Tears spilled down her face. Her dark eyes and dark hair made her a younger, weaker version of Michelle Greggs. For now he would be content with the imitation, but one day soon he’d have the real thing. Maya would be until then.
She stumbled as he strode through an open field to a shack beside some railroad tracks. He glanced around; satisfied they were far enough from the church for her screams to go unheeded by the church followers. Not that his men cared what he did with his women, but appearances must be kept up, he confirmed to himself, sweeping his hair back from his face.
He shoved the girl until her back slammed against the wall with a thud. His hand came to her throat and squeezed. Terror widened her eyes and her hands beat against his chest. He leaned in close and inhaled her gasping breaths.

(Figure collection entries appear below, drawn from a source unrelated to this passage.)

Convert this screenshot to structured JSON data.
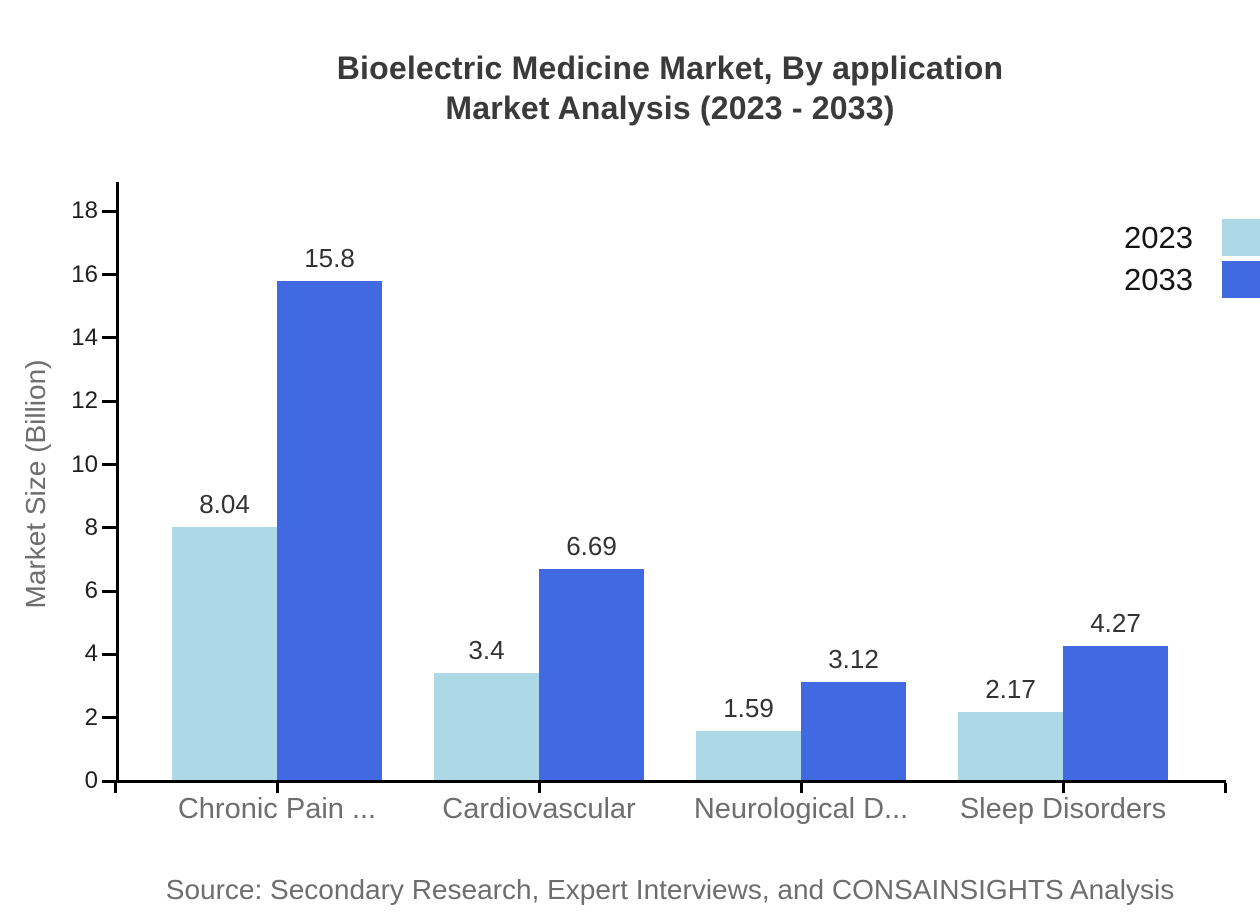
{
  "title": {
    "line1": "Bioelectric Medicine Market, By application",
    "line2": "Market Analysis (2023 - 2033)"
  },
  "y_axis": {
    "label": "Market Size (Billion)",
    "ticks": [
      0,
      2,
      4,
      6,
      8,
      10,
      12,
      14,
      16,
      18
    ]
  },
  "legend": {
    "position": "top-right",
    "items": [
      {
        "label": "2023",
        "color": "#ADD8E6"
      },
      {
        "label": "2033",
        "color": "#4169E1"
      }
    ]
  },
  "source_note": "Source: Secondary Research, Expert Interviews, and CONSAINSIGHTS Analysis",
  "chart_data": {
    "type": "bar",
    "title": "Bioelectric Medicine Market, By application Market Analysis (2023 - 2033)",
    "categories": [
      "Chronic Pain ...",
      "Cardiovascular",
      "Neurological D...",
      "Sleep Disorders"
    ],
    "series": [
      {
        "name": "2023",
        "color": "#ADD8E6",
        "values": [
          8.04,
          3.4,
          1.59,
          2.17
        ]
      },
      {
        "name": "2033",
        "color": "#4169E1",
        "values": [
          15.8,
          6.69,
          3.12,
          4.27
        ]
      }
    ],
    "xlabel": "",
    "ylabel": "Market Size (Billion)",
    "ylim": [
      0,
      18
    ],
    "ytick_step": 2,
    "grid": false,
    "legend_position": "top-right",
    "value_labels": true,
    "source_note": "Source: Secondary Research, Expert Interviews, and CONSAINSIGHTS Analysis"
  }
}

“Say it,” he ordered, loosening his grip enough to allow her to talk.
“I’m Michelle. I want you Billy Joe,” she muttered between sobs.
His erection turned to stone. He ripped her dress, baring her breasts to his sight. He reached out and grasped one, tightening until the flesh overflowed his hand and Maya screamed. He flipped her around and shoved her back up against the wall. He yanked her dress up and exposed her bare bottom. He’d taken her panties away weeks ago, so he could have her whenever he wanted.
He controlled what she wore.
He controlled what she said.
He controlled whether she lived or died.